Abstract

β-Galactosidases are highly desirable in various biotechnological applications. However, research on those obtained from Klebsiella strains has been noticeably restricted. The present investigation centers on the isolation, purification, and characterization of a β-galactosidase enzyme derived from Klebsiella michiganensis (GALB5582Y). Additionally, the study aims to immobilize GALB5582Y onto functionalized graphene oxide (GO)-based polystyrene electrospun nanofibrous membranes (ENMs). The ultimate goal is to enhance the enzyme's transgalactosylation and catalytic efficiency, thereby expanding its range of potential applications. The GALB5582Y gene was sequenced, revealing a 3354?bp sequence that encodes 1024 amino acids. This discovery provides vital information about the gene's structural arrangement.
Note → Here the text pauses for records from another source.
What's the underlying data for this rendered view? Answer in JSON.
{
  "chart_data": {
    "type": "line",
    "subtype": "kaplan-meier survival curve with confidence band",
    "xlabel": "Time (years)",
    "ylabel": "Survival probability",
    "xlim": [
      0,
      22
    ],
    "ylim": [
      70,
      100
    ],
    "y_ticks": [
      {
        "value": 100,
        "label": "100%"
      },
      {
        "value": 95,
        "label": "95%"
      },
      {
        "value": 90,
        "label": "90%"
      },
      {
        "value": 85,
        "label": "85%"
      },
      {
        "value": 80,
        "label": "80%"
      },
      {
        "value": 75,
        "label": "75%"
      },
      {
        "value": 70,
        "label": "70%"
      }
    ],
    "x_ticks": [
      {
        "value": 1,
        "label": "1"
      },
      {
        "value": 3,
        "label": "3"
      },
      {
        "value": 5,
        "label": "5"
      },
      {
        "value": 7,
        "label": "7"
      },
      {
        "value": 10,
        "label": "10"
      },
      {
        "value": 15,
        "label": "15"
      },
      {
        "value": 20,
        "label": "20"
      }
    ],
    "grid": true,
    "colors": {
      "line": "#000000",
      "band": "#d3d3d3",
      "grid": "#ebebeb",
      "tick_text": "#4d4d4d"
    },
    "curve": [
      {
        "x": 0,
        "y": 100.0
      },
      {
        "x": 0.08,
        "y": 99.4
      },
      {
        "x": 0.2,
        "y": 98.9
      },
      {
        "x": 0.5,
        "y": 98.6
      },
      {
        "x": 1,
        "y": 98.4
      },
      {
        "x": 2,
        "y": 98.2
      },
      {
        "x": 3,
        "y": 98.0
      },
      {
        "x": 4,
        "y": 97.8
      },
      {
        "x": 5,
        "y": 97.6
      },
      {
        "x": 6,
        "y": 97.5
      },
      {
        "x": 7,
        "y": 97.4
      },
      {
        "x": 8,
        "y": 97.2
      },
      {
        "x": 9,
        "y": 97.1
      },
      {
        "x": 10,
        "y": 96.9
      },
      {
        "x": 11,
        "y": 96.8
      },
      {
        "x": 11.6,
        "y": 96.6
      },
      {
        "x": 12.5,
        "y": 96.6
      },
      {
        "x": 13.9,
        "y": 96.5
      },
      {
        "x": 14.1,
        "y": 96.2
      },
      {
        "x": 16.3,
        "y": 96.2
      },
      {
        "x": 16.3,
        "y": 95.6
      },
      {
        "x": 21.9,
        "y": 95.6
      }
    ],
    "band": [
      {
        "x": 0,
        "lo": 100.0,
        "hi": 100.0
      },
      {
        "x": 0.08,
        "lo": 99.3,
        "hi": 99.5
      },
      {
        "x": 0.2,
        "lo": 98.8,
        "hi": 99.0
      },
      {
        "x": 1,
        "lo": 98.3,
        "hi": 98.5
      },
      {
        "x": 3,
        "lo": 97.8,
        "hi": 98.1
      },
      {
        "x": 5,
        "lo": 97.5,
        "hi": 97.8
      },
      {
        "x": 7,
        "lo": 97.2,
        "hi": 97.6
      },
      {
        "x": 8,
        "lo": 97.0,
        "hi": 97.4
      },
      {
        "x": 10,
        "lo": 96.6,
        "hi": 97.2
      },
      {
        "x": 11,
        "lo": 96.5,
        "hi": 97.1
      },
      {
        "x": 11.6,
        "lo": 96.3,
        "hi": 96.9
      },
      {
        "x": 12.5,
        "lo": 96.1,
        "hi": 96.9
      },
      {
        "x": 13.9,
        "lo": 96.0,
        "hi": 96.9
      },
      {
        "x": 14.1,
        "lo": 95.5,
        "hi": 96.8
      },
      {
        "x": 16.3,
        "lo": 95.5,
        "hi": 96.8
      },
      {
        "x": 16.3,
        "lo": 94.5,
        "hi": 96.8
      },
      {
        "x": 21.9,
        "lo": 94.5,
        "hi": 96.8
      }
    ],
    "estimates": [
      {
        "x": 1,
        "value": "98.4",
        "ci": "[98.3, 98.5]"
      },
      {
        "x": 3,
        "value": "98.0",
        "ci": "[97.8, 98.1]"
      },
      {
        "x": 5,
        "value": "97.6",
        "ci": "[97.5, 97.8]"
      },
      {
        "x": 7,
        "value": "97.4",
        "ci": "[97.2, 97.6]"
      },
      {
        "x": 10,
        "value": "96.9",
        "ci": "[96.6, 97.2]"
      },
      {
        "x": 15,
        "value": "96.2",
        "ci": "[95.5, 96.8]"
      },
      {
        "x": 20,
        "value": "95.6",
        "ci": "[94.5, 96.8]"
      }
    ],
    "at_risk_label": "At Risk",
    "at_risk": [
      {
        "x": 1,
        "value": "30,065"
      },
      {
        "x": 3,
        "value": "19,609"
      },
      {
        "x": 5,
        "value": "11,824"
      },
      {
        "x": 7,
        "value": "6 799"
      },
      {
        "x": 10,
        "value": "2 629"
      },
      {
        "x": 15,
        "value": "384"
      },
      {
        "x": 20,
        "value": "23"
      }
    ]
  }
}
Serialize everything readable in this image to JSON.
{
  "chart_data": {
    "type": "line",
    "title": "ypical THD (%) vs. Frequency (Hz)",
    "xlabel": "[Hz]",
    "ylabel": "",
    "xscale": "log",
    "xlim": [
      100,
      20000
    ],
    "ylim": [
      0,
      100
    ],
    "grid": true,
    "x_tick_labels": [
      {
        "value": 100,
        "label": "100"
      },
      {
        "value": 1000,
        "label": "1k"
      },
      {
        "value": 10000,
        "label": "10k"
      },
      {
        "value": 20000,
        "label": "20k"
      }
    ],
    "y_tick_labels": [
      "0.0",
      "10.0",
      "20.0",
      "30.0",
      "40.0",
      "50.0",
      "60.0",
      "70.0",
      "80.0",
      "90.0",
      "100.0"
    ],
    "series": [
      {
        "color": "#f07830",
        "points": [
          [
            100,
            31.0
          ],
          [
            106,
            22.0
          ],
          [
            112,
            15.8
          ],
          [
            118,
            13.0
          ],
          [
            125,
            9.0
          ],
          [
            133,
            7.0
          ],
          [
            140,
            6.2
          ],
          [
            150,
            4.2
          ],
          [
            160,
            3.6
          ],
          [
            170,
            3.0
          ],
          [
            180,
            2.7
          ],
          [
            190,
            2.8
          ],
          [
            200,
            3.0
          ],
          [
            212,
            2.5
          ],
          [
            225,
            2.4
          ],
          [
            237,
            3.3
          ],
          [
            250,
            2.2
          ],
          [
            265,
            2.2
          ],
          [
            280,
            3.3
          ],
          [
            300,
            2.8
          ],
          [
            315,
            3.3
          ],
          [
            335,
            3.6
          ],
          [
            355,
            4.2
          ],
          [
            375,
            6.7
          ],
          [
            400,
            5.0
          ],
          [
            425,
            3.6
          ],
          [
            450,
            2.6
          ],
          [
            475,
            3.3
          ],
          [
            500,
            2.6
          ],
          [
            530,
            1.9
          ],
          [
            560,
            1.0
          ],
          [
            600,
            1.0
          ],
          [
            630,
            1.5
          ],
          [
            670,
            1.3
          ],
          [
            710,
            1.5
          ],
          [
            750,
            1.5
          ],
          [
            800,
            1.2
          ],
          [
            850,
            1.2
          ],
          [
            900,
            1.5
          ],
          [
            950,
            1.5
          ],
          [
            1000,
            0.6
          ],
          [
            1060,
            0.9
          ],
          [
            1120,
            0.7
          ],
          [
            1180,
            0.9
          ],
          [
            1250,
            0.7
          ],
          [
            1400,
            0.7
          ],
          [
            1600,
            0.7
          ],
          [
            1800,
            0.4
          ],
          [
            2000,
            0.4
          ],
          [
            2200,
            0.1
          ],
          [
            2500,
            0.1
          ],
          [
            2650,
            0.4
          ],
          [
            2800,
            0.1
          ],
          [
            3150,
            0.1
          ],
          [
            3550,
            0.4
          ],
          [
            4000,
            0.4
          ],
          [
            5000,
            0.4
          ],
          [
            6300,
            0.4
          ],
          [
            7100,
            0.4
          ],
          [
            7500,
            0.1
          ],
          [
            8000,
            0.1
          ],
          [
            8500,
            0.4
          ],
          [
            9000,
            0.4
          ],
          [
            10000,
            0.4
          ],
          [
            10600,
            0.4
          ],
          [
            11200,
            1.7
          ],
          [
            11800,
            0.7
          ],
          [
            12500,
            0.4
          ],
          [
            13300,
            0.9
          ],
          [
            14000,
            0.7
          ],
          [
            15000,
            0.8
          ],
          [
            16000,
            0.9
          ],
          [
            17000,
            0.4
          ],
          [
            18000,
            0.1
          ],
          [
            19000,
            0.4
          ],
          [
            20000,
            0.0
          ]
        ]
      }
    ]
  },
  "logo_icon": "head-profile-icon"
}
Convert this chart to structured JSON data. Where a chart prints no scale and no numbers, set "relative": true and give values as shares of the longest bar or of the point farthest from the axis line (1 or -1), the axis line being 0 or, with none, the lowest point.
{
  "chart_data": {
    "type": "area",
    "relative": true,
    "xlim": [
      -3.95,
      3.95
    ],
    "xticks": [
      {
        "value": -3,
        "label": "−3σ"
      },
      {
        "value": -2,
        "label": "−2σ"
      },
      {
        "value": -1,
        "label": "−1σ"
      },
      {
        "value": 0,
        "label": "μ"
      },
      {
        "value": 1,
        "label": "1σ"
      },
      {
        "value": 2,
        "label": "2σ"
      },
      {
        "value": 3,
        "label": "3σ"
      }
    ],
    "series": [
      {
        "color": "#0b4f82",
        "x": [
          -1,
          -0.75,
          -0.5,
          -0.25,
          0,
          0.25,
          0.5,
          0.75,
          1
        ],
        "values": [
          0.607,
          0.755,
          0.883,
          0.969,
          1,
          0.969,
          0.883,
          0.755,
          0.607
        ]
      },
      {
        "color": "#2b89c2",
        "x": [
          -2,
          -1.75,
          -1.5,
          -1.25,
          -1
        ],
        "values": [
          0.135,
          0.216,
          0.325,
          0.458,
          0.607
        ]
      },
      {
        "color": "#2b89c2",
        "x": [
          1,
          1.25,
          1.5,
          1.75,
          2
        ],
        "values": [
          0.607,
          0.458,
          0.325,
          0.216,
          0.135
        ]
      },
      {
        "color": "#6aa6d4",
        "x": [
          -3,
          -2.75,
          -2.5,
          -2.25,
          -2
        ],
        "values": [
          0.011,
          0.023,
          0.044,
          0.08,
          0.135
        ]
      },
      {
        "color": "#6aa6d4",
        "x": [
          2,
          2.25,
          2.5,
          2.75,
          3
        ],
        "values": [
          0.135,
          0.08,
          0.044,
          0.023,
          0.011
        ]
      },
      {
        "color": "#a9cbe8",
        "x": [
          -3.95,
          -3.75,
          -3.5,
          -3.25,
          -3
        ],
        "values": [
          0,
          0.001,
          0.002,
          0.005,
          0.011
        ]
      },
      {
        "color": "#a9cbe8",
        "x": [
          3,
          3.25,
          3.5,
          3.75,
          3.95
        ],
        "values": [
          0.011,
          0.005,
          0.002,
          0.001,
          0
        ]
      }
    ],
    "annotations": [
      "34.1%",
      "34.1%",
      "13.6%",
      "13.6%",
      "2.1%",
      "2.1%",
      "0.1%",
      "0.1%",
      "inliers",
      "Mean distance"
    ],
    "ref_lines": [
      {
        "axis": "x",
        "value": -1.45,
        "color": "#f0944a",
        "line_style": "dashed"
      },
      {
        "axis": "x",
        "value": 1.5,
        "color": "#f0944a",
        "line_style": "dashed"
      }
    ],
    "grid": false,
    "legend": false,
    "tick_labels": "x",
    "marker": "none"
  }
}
The effectiveness of functionalized graphene oxide (GO)-based engineered nanomaterials (ENMs) in immobilising GALB5582Y was confirmed using SEM, FTIR, and XRD investigations. Significant stability was reported during assessments, with the enzyme activity remaining extended. Additionally, it was shown that the enzyme was efficiently distributed across the surface of the ENM. Although there have been breakthroughs in enzyme production and immobilisation techniques, there is still room for improvement in maximizing the effectiveness of GALB5582Y immobilisation and increasing the yield of galactooligosaccharides (GOS). This calls for additional investigation and refinement.